Além de decisões que determinam a retirada de conteúdos legítimos – muitas vezes de interesse público – e condenações criminais por calúnia, difamação e injúria, há um número crescente de decisões determinando o pagamento de indenizações altíssimas e desproporcionais, atingindo por vezes a própria subsistência dos condenados.
Dois casos emblemáticos ilustram esta grave situação.
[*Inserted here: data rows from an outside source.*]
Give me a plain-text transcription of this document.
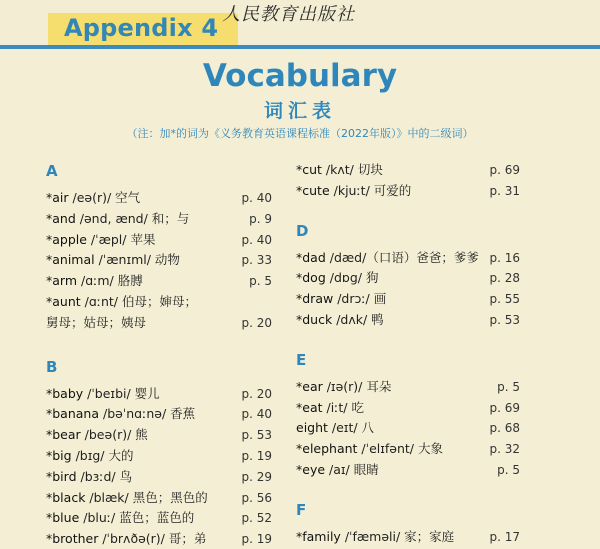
Appendix 4 人民教育出版社
Vocabulary
词汇表
（注：加*的词为《义务教育英语课程标准（2022年版）》中的二级词）
A
*air /eə(r)/ 空气	p. 40
*and /ənd, ænd/ 和；与	p. 9
*apple /ˈæpl/ 苹果	p. 40
*animal /ˈænɪml/ 动物	p. 33
*arm /ɑːm/ 胳膊	p. 5
*aunt /ɑːnt/ 伯母；婶母；
舅母；姑母；姨母	p. 20
B
*baby /ˈbeɪbi/ 婴儿	p. 20
*banana /bəˈnɑːnə/ 香蕉	p. 40
*bear /beə(r)/ 熊	p. 53
*big /bɪg/ 大的	p. 19
*bird /bɜːd/ 鸟	p. 29
*black /blæk/ 黑色；黑色的	p. 56
*blue /bluː/ 蓝色；蓝色的	p. 52
*brother /ˈbrʌðə(r)/ 哥；弟	p. 19
*cut /kʌt/ 切块	p. 69
*cute /kjuːt/ 可爱的	p. 31
D
*dad /dæd/（口语）爸爸；爹爹 p. 16
*dog /dɒg/ 狗	p. 28
*draw /drɔː/ 画	p. 55
*duck /dʌk/ 鸭	p. 53
E
*ear /ɪə(r)/ 耳朵	p. 5
*eat /iːt/ 吃	p. 69
eight /eɪt/ 八	p. 68
*elephant /ˈelɪfənt/ 大象	p. 32
*eye /aɪ/ 眼睛	p. 5
F
*family /ˈfæməli/ 家；家庭	p. 17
No primeiro, o renomado jornalista e blogueiro, Paulo Henrique Amorim, teve sua conta bancária bloqueada pela justiça do Rio de Janeiro devido a três condenações que atingiram o valor de R$ 450 mil, a ser pago ao banqueiro Daniel Dantas como indenização em virtude de matéria publicada no blog “Conversa Afiada”. A matéria reproduzia vídeo exibido no Jornal Nacional em que funcionários de Dantas pagavam propina a policiais federais responsáveis pela operação Satiagraha, que investiga o banqueiro.
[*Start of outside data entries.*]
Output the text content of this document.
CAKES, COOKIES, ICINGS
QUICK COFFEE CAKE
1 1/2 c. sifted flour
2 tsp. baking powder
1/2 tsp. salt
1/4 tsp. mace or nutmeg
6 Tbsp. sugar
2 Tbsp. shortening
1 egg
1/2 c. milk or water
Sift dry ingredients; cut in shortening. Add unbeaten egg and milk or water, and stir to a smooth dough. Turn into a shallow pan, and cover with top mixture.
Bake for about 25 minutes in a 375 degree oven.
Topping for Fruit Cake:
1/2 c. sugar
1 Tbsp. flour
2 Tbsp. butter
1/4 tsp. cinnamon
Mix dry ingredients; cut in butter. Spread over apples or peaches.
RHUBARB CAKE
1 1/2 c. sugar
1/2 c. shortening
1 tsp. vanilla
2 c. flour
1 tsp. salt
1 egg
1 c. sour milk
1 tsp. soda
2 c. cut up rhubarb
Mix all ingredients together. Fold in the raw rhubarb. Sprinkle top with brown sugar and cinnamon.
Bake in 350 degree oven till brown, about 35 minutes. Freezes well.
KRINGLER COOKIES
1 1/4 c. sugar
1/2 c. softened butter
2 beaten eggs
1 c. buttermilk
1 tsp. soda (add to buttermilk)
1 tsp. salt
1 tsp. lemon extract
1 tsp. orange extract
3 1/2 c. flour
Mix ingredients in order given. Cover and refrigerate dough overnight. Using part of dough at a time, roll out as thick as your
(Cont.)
No segundo caso, a blogueira Alcinéa Cavalcante foi condenada pela justiça do Amapá ao pagamento de mais de R$ 2 milhões ao senador José Sarney, após ser processada e ter perdido em mais de 20 ações judiciais movidas pelo senador. Em 2006 Alcinéa publicou em seu blog, “alcinea.com”, uma campanha com o adesivo escrito “o carro que mais combina comigo é o camburão da polícia” e disse que as pessoas deviam colar no carro dos candidatos que combinassem com essa afirmação. Um dos usuários de seu blog fez um comentário sobre Sarney, que processou diretamente a blogueira.
A partir daí, a cada matéria publicada em que aparecia o nome de Sarney, o senador entrava com uma ação judicial contra a blogueira. Na semana passada, após a condenação em mais de 20 ações, a justiça do Amapá determinou o bloqueio da conta de Alcinéa, conta na qual recebe sua aposentadoria, seu único meio de sustento.
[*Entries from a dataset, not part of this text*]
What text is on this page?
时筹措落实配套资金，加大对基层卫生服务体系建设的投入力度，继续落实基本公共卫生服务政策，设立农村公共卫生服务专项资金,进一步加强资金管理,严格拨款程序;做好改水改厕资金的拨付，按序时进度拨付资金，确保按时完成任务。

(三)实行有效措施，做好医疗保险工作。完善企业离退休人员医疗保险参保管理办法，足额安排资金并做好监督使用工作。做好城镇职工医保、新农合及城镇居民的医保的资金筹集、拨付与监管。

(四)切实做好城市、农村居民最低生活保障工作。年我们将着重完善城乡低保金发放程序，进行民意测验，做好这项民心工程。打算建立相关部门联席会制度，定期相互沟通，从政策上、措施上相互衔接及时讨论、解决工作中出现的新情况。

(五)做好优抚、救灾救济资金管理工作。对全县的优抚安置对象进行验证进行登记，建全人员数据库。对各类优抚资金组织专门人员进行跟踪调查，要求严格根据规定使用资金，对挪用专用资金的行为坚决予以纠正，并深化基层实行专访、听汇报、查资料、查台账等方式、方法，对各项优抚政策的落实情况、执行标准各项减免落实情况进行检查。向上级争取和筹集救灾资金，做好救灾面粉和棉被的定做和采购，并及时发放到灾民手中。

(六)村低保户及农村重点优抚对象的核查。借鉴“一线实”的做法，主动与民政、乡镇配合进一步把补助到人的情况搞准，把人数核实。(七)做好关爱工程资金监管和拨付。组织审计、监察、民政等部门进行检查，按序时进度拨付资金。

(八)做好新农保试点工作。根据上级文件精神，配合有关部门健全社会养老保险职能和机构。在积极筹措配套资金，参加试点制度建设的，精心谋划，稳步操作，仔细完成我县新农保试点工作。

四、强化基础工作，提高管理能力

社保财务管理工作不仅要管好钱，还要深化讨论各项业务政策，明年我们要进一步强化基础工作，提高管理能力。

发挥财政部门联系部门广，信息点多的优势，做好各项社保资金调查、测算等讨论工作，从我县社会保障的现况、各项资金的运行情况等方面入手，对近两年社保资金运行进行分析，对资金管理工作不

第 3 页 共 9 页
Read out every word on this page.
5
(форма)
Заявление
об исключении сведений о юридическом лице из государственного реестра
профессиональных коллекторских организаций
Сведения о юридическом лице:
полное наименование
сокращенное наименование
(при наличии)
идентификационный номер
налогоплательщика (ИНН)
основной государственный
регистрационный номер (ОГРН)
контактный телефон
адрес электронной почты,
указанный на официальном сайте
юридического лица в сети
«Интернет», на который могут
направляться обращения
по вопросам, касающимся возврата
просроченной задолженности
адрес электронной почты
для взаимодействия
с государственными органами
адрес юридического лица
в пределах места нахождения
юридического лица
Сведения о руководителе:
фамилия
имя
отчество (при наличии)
Em ambos os casos, as restrições são desnecessárias e desproporcionais à liberdade de expressão, visto que não respeitam os padrões internacionais que determinam que qualquer restrição à liberdade de expressão deve estar prevista em lei e ser realmente necessária à proteção de direitos e reputações de outros, à proteção da segurança nacional, da ordem pública, da saúde e da moral públicas.
Ainda, os padrões internacionais determinam que as medidas restritivas contra a liberdade de expressão devem ser as menos intrusivas possíveis, devendo-se sempre buscar o meio efetivo menos restritivo à liberdade de expressão.
A ARTIGO 19 acredita que se estes padrões fossem seguidos, decisões como estas não seriam proferidas pelo judiciário. Os casos demonstram a ilegitimidade das restrições, visto que no primeiro caso a matéria é claramente de interesse público e no segundo, a blogueira foi processada por um comentário de terceiro.
Além disto, as indenizações determinadas pela justiça são flagrantemente desproporcionais e abusivas, atingindo a própria subsistência dos condenados. Em ambos os casos, a justiça determinou o bloqueio das contas dos blogueiros, o que significa que estão totalmente privados financeiramente. Estas decisões se mostram desarrazoadas e ultrapassam em muito a proporção do ressarcimento do dano possivelmente causado.
Uma condenação destas, não somente fere a liberdade de expressão como gera um efeito congelante sobre ela, por inibir pelo bolso, jornalistas, blogueiros e usuários da internet em geral de publicarem conteúdos de interesse público.